I think that everyone has always assumed that Lae was a sleepy little backwater airport, maybe one or two planes a day.
I can't speak for everyone but I've been aware that Lae was active in supporting the gold mining industry. Note that the
Chater Report is addresses to M.E.Griffin at Placer Management Limited. Placer was (and is) a mining company.
Several months ago I brought up the question of why Earhart didn't takeoff from Rabaul which was almost 400 miles closer to Howland. Ric did not know that there was an airport at Rabaul (there were actually three) in 1937 and expressed the opinion that there was no reason to believe that Earhart knew about them. There were many flights every day between Rabaul and Lae so it is impossible that Earhart did not know about Rabaul. It would be like being at the Cincinnati airport and not knowing that there was an airport in Chicago.
I didn't know there was an airport in Rabaul and you haven't shown that Earhart knew either. Yes, once she got to Lae she undoubtedly found out but by then it was too late to change her departure point for Howland even if she wanted to.

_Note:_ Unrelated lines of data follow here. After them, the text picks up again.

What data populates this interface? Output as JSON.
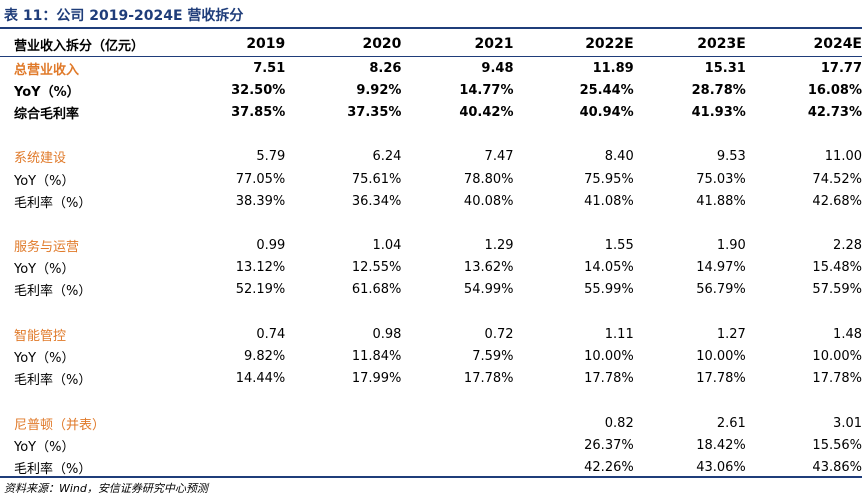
{
  "title": "表 11：公司 2019-2024E 营收拆分",
  "header": {
    "label": "营业收入拆分（亿元）",
    "years": [
      "2019",
      "2020",
      "2021",
      "2022E",
      "2023E",
      "2024E"
    ]
  },
  "rows": [
    {
      "label": "总营业收入",
      "values": [
        "7.51",
        "8.26",
        "9.48",
        "11.89",
        "15.31",
        "17.77"
      ]
    },
    {
      "label": "YoY（%）",
      "values": [
        "32.50%",
        "9.92%",
        "14.77%",
        "25.44%",
        "28.78%",
        "16.08%"
      ]
    },
    {
      "label": "综合毛利率",
      "values": [
        "37.85%",
        "37.35%",
        "40.42%",
        "40.94%",
        "41.93%",
        "42.73%"
      ]
    },
    {
      "label": "系统建设",
      "values": [
        "5.79",
        "6.24",
        "7.47",
        "8.40",
        "9.53",
        "11.00"
      ]
    },
    {
      "label": "YoY（%）",
      "values": [
        "77.05%",
        "75.61%",
        "78.80%",
        "75.95%",
        "75.03%",
        "74.52%"
      ]
    },
    {
      "label": "毛利率（%）",
      "values": [
        "38.39%",
        "36.34%",
        "40.08%",
        "41.08%",
        "41.88%",
        "42.68%"
      ]
    },
    {
      "label": "服务与运营",
      "values": [
        "0.99",
        "1.04",
        "1.29",
        "1.55",
        "1.90",
        "2.28"
      ]
    },
    {
      "label": "YoY（%）",
      "values": [
        "13.12%",
        "12.55%",
        "13.62%",
        "14.05%",
        "14.97%",
        "15.48%"
      ]
    },
    {
      "label": "毛利率（%）",
      "values": [
        "52.19%",
        "61.68%",
        "54.99%",
        "55.99%",
        "56.79%",
        "57.59%"
      ]
    },
    {
      "label": "智能管控",
      "values": [
        "0.74",
        "0.98",
        "0.72",
        "1.11",
        "1.27",
        "1.48"
      ]
    },
    {
      "label": "YoY（%）",
      "values": [
        "9.82%",
        "11.84%",
        "7.59%",
        "10.00%",
        "10.00%",
        "10.00%"
      ]
    },
    {
      "label": "毛利率（%）",
      "values": [
        "14.44%",
        "17.99%",
        "17.78%",
        "17.78%",
        "17.78%",
        "17.78%"
      ]
    },
    {
      "label": "尼普顿（并表）",
      "values": [
        "",
        "",
        "",
        "0.82",
        "2.61",
        "3.01"
      ]
    },
    {
      "label": "YoY（%）",
      "values": [
        "",
        "",
        "",
        "26.37%",
        "18.42%",
        "15.56%"
      ]
    },
    {
      "label": "毛利率（%）",
      "values": [
        "",
        "",
        "",
        "42.26%",
        "43.06%",
        "43.86%"
      ]
    }
  ],
  "source": "资料来源：Wind，安信证券研究中心预测",
  "colors": {
    "accent": "#1f3d7a",
    "section_label": "#e07a2a"
  }
}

So, I agree with you, the TWO puffs of dust were created by the TWO main wheels hitting the road crossing the runway. Ric's explanation that it was just one puff broken into two by prop wash reminds me of the old story about the new guy on his first day working at the airport. An old timer sends him off with a bucket to get some "prop wash" and he is run all around the airport by the other old timers in search of the mysterious prop wash.

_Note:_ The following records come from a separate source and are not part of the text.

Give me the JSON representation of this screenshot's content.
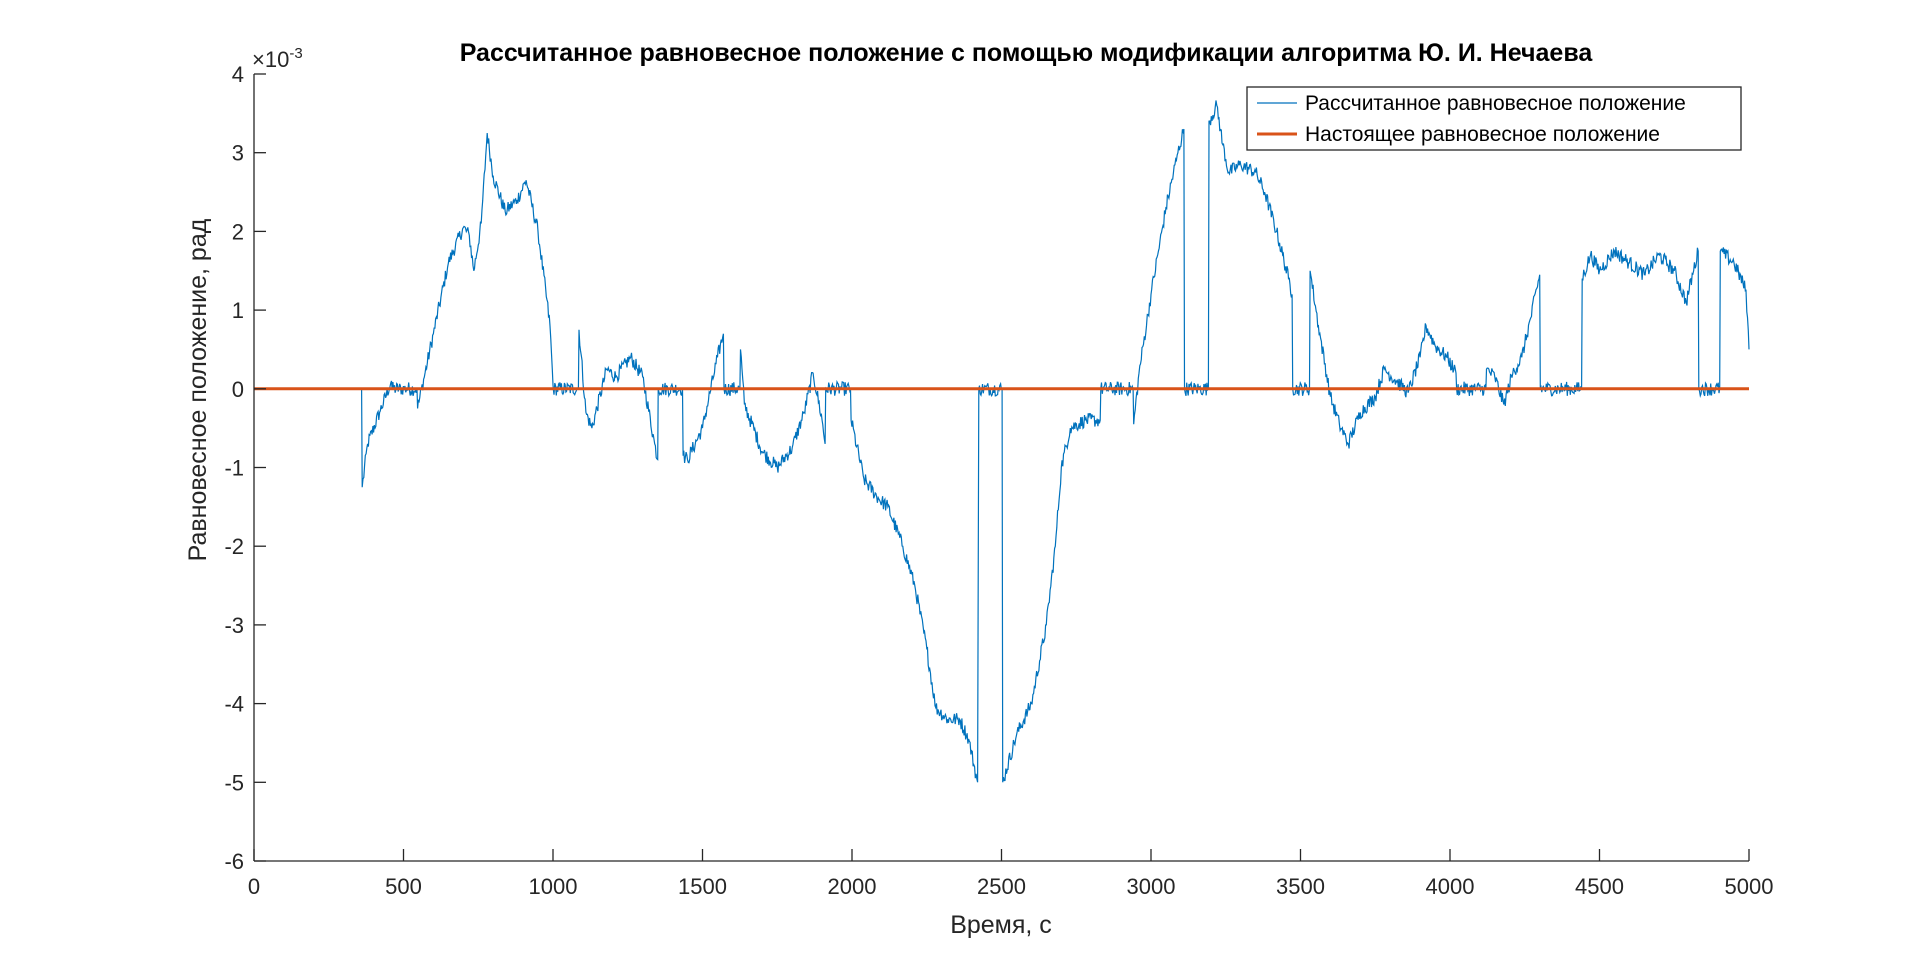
{
  "chart_data": {
    "type": "line",
    "title": "Рассчитанное равновесное положение с помощью модификации алгоритма Ю. И. Нечаева",
    "xlabel": "Время, с",
    "ylabel": "Равновесное положение, рад",
    "y_exponent_label": "×10",
    "y_exponent_power": "-3",
    "xlim": [
      0,
      5000
    ],
    "ylim": [
      -6,
      4
    ],
    "x_ticks": [
      0,
      500,
      1000,
      1500,
      2000,
      2500,
      3000,
      3500,
      4000,
      4500,
      5000
    ],
    "x_tick_labels": [
      "0",
      "500",
      "1000",
      "1500",
      "2000",
      "2500",
      "3000",
      "3500",
      "4000",
      "4500",
      "5000"
    ],
    "y_ticks": [
      -6,
      -5,
      -4,
      -3,
      -2,
      -1,
      0,
      1,
      2,
      3,
      4
    ],
    "y_tick_labels": [
      "-6",
      "-5",
      "-4",
      "-3",
      "-2",
      "-1",
      "0",
      "1",
      "2",
      "3",
      "4"
    ],
    "grid": false,
    "legend_position": "top-right",
    "series": [
      {
        "name": "Рассчитанное равновесное положение",
        "color": "#0072BD",
        "noise_amplitude": 0.09,
        "points": [
          [
            360,
            0
          ],
          [
            362,
            -1.25
          ],
          [
            380,
            -0.7
          ],
          [
            420,
            -0.3
          ],
          [
            460,
            0.1
          ],
          [
            462,
            0
          ],
          [
            545,
            0
          ],
          [
            547,
            -0.25
          ],
          [
            600,
            0.7
          ],
          [
            650,
            1.6
          ],
          [
            700,
            2.05
          ],
          [
            720,
            1.95
          ],
          [
            735,
            1.5
          ],
          [
            760,
            2.1
          ],
          [
            780,
            3.25
          ],
          [
            800,
            2.7
          ],
          [
            840,
            2.25
          ],
          [
            880,
            2.4
          ],
          [
            910,
            2.65
          ],
          [
            950,
            2.0
          ],
          [
            990,
            0.8
          ],
          [
            1000,
            0.05
          ],
          [
            1001,
            0
          ],
          [
            1085,
            0
          ],
          [
            1087,
            0.75
          ],
          [
            1110,
            -0.3
          ],
          [
            1130,
            -0.5
          ],
          [
            1180,
            0.25
          ],
          [
            1210,
            0.15
          ],
          [
            1260,
            0.4
          ],
          [
            1300,
            0.15
          ],
          [
            1340,
            -0.7
          ],
          [
            1350,
            -0.9
          ],
          [
            1352,
            0
          ],
          [
            1433,
            0
          ],
          [
            1435,
            -0.85
          ],
          [
            1450,
            -0.9
          ],
          [
            1500,
            -0.5
          ],
          [
            1550,
            0.4
          ],
          [
            1570,
            0.7
          ],
          [
            1572,
            0
          ],
          [
            1625,
            0
          ],
          [
            1627,
            0.5
          ],
          [
            1640,
            -0.2
          ],
          [
            1700,
            -0.8
          ],
          [
            1750,
            -1.0
          ],
          [
            1800,
            -0.75
          ],
          [
            1840,
            -0.3
          ],
          [
            1870,
            0.2
          ],
          [
            1900,
            -0.4
          ],
          [
            1910,
            -0.7
          ],
          [
            1912,
            0
          ],
          [
            1995,
            0
          ],
          [
            1997,
            -0.4
          ],
          [
            2040,
            -1.15
          ],
          [
            2090,
            -1.4
          ],
          [
            2120,
            -1.5
          ],
          [
            2170,
            -2.0
          ],
          [
            2210,
            -2.5
          ],
          [
            2250,
            -3.3
          ],
          [
            2280,
            -4.05
          ],
          [
            2320,
            -4.2
          ],
          [
            2360,
            -4.2
          ],
          [
            2390,
            -4.45
          ],
          [
            2420,
            -5.0
          ],
          [
            2424,
            0
          ],
          [
            2502,
            0
          ],
          [
            2504,
            -5.0
          ],
          [
            2550,
            -4.4
          ],
          [
            2600,
            -4.0
          ],
          [
            2650,
            -3.0
          ],
          [
            2680,
            -2.0
          ],
          [
            2700,
            -1.0
          ],
          [
            2730,
            -0.5
          ],
          [
            2780,
            -0.4
          ],
          [
            2830,
            -0.4
          ],
          [
            2832,
            0
          ],
          [
            2940,
            0
          ],
          [
            2942,
            -0.45
          ],
          [
            2960,
            0.2
          ],
          [
            3000,
            1.2
          ],
          [
            3050,
            2.3
          ],
          [
            3090,
            3.0
          ],
          [
            3110,
            3.3
          ],
          [
            3112,
            0
          ],
          [
            3192,
            0
          ],
          [
            3194,
            3.4
          ],
          [
            3220,
            3.6
          ],
          [
            3240,
            3.1
          ],
          [
            3260,
            2.75
          ],
          [
            3300,
            2.85
          ],
          [
            3350,
            2.75
          ],
          [
            3380,
            2.5
          ],
          [
            3420,
            2.0
          ],
          [
            3460,
            1.4
          ],
          [
            3472,
            1.2
          ],
          [
            3474,
            0
          ],
          [
            3530,
            0
          ],
          [
            3532,
            1.5
          ],
          [
            3560,
            0.8
          ],
          [
            3600,
            -0.1
          ],
          [
            3630,
            -0.45
          ],
          [
            3660,
            -0.7
          ],
          [
            3700,
            -0.3
          ],
          [
            3750,
            -0.1
          ],
          [
            3780,
            0.25
          ],
          [
            3820,
            0.1
          ],
          [
            3860,
            -0.05
          ],
          [
            3900,
            0.4
          ],
          [
            3920,
            0.8
          ],
          [
            3950,
            0.55
          ],
          [
            3990,
            0.4
          ],
          [
            4020,
            0.2
          ],
          [
            4022,
            0
          ],
          [
            4120,
            0
          ],
          [
            4122,
            0.25
          ],
          [
            4150,
            0.15
          ],
          [
            4180,
            -0.2
          ],
          [
            4210,
            0.2
          ],
          [
            4240,
            0.4
          ],
          [
            4270,
            0.9
          ],
          [
            4300,
            1.45
          ],
          [
            4302,
            0
          ],
          [
            4440,
            0
          ],
          [
            4442,
            1.4
          ],
          [
            4470,
            1.7
          ],
          [
            4500,
            1.5
          ],
          [
            4550,
            1.75
          ],
          [
            4600,
            1.6
          ],
          [
            4650,
            1.45
          ],
          [
            4700,
            1.7
          ],
          [
            4750,
            1.5
          ],
          [
            4790,
            1.1
          ],
          [
            4830,
            1.75
          ],
          [
            4832,
            0
          ],
          [
            4902,
            0
          ],
          [
            4904,
            1.75
          ],
          [
            4950,
            1.6
          ],
          [
            4990,
            1.25
          ],
          [
            5000,
            0.5
          ]
        ]
      },
      {
        "name": "Настоящее равновесное положение",
        "color": "#D95319",
        "points": [
          [
            0,
            0
          ],
          [
            5000,
            0
          ]
        ]
      }
    ]
  }
}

We can disagree about about what the photos show but, as I've said before, it ultimately doesn't matter whether there is one puff of dust caused by the dragging antenna mast snagging in the dirt or two puffs of dust caused by the wheels. The simple fact is that the belly antenna is there when the airplane taxis out and it's gone when it comes back by on the takeoff run. All of the discussion about how that happened is speculation. Fun to puzzle over but we'll never know for sure.
It is highly unlikely that at an airport that handled that much traffic that somebody would not have detected and removed every obstruction from the runway and from the taxiway that was large enough and strong enough to break the belly antenna of Earhart's plane.
Who said anything about "obstructions?" It was a heavily-used dirt/turf runway. In my experience, heavily-used unpaved runways tend to get beat up. The aircraft was heavier than it had ever been. You can see in the film that when the plane taxied out, the aft antenna mast barely cleared the ground. It's not hard for me to believe that it could have been knocked off by striking the ground, especially if Earhart taxied into the over-run at the end of the runway to turn around so as have as much runway as possible. And it's not hard for me to believe that the mast being dragged along the ground by the still-attached wire might, at some point, snag in the dirt (maybe where the road went across the runway) and tear the antenna loose. But again, it's all speculation.
Because of this, it is an unlikely event that the belly antenna mast was broken off while taxiing and impossible after the tail was up. Then, in Ric's scenario, the dragging antenna gets snagged a second time, on a different obstruction, another unlikely event for the same reasons already mentioned. Two unlikely events in series results in a very unlikely event.
I would argue that the first event (the ground strike of the aft antenna mast) was not an unlikely event due to its proximity to the ground, the weight of the aircraft, and the nature of the field. Once that happens and the mast if being dragged along the ground, the second event (the mast catching on something) is almost inevitable.
And then there is the question (assuming for the sake of argument that Ric is right) of just where the antenna would fail if it did get snagged. There is no reason to believe that the antenna wire was more likely to fail at the forward end than at the back end where it was connected to the rear antenna mast. In fact, it is more likely that the wire would fail where it was connected to the rear mast resulting in the rear mast being torn off but leaving the antenna wire still connected to the forward mast. This is due to the stress risers created by twisting or tieing off the wire at the rear mast and these stress risers lead to a weakness and a failure at that point.
I have no idea what you're talking about. All I'm suggesting is that the aft mast struck the ground during taxi resulting in the broken-off mast being dragged along the ground by the wire antenna. When the mast ultimately snags on something the wire pulls free.
Then there is also the likelihood that the belly antenna was not used for HF radio reception in the first place. Since a tuned transmitting antenna is the most effective antenna for reception it is most likely that the receiver utilized the transmitting antenna on the top of the plane.
By that logic, Earhart and Noonan surely were adept at sending and receiving Morse code since code was the standard method of radio communication at that time.